For Malaysian and Southeast Asian observers, Canada's legislative movement carries important implications. The region's rapid digital adoption and growing e-commerce penetration create conditions where algorithmic pricing could proliferate if left unregulated. Malaysian consumers, already navigating complex online marketplaces and competing platforms, could face similar surveillance pricing practices absent preventive policy frameworks. The Canadian model offers a reference point for policymakers across Southeast Asia considering how to balance innovation with consumer protection, particularly as artificial intelligence applications become increasingly sophisticated and pervasive.

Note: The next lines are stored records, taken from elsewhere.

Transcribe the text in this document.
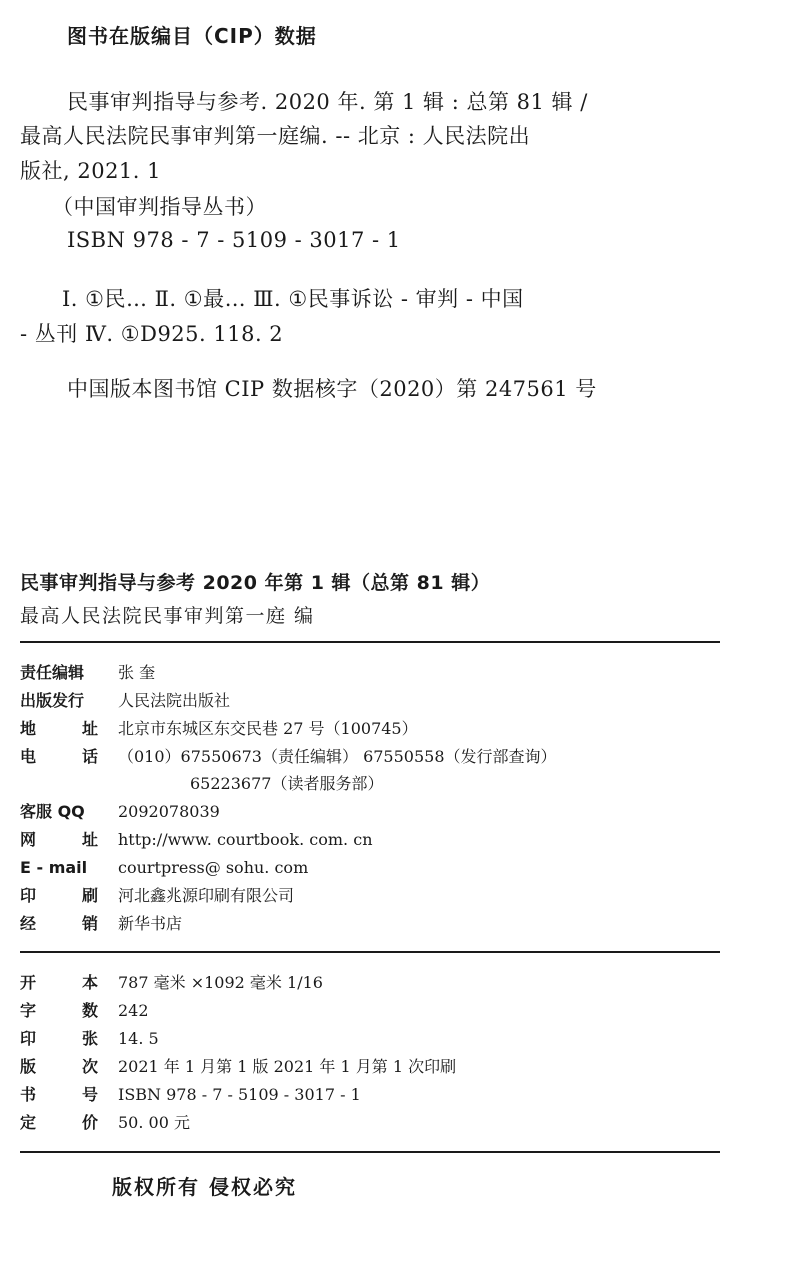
图书在版编目（CIP）数据
民事审判指导与参考. 2020 年. 第 1 辑 : 总第 81 辑 /
最高人民法院民事审判第一庭编. -- 北京 : 人民法院出
版社, 2021. 1
（中国审判指导丛书）
ISBN 978 - 7 - 5109 - 3017 - 1
Ⅰ. ①民… Ⅱ. ①最… Ⅲ. ①民事诉讼 - 审判 - 中国
- 丛刊 Ⅳ. ①D925. 118. 2
中国版本图书馆 CIP 数据核字（2020）第 247561 号
民事审判指导与参考 2020 年第 1 辑（总第 81 辑）
最高人民法院民事审判第一庭 编
责任编辑 张 奎
出版发行 人民法院出版社
地	址 北京市东城区东交民巷 27 号（100745）
电	话 （010）67550673（责任编辑） 67550558（发行部查询）
65223677（读者服务部）
客服 QQ 2092078039
网	址 http://www. courtbook. com. cn
E - mail courtpress@ sohu. com
印	刷 河北鑫兆源印刷有限公司
经	销 新华书店
开	本 787 毫米 ×1092 毫米 1/16
字	数 242
印	张 14. 5
版	次 2021 年 1 月第 1 版 2021 年 1 月第 1 次印刷
书	号 ISBN 978 - 7 - 5109 - 3017 - 1
定	价 50. 00 元
版权所有 侵权必究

The Canadian approach differs meaningfully from outright prohibition by permitting legitimate price differentiation while constraining predatory variations. This calibration acknowledges that not all algorithmic pricing inflicts consumer harm—loyalty rewards and volume discounts represent socially beneficial applications. The legislation targets specifically those instances where algorithmic systems leverage personal vulnerabilities or behavioural asymmetries to impose unjustified price premiums. This distinction requires regulatory sophistication, as enforcement bodies must distinguish between rewarding customer loyalty and punishing consumer vulnerability.

Business community response remains uncertain as the legislation enters parliamentary consideration. Companies relying on sophisticated pricing algorithms to optimize revenue—particularly in e-commerce, hospitality, and delivery services—may face compliance costs and reduced pricing flexibility. However, the legislation's permissive stance toward loyalty rewards and legitimate price differentiation suggests the government intends to avoid wholesale disruption of existing pricing strategies. The success of implementation will depend substantially on how regulatory authorities interpret the statutory language and construct enforcement standards.

The timing of Canada's legislative initiative reflects broader international momentum toward algorithmic accountability. The European Union's emerging regulatory frameworks increasingly scrutinize automated decision-making affecting consumer outcomes. The United States has witnessed growing congressional interest in artificial intelligence oversight, though proposals have advanced more incrementally than their Canadian counterparts. Canada's decision to move proactively on surveillance pricing positions the country as a regulatory leader within North America, potentially influencing how other jurisdictions approach algorithmic pricing constraints.

Looking forward, the legislation's passage would establish important precedent regarding the permissible scope of data-driven commercial practices. Should the law survive parliamentary scrutiny and implementation hurdles, Canada would join a small but expanding group of jurisdictions explicitly restricting how companies leverage personal information for differential pricing. For consumers throughout the region, such developments signal growing recognition that digital economic power must face regulatory constraints to prevent systematic exploitation through algorithmic means.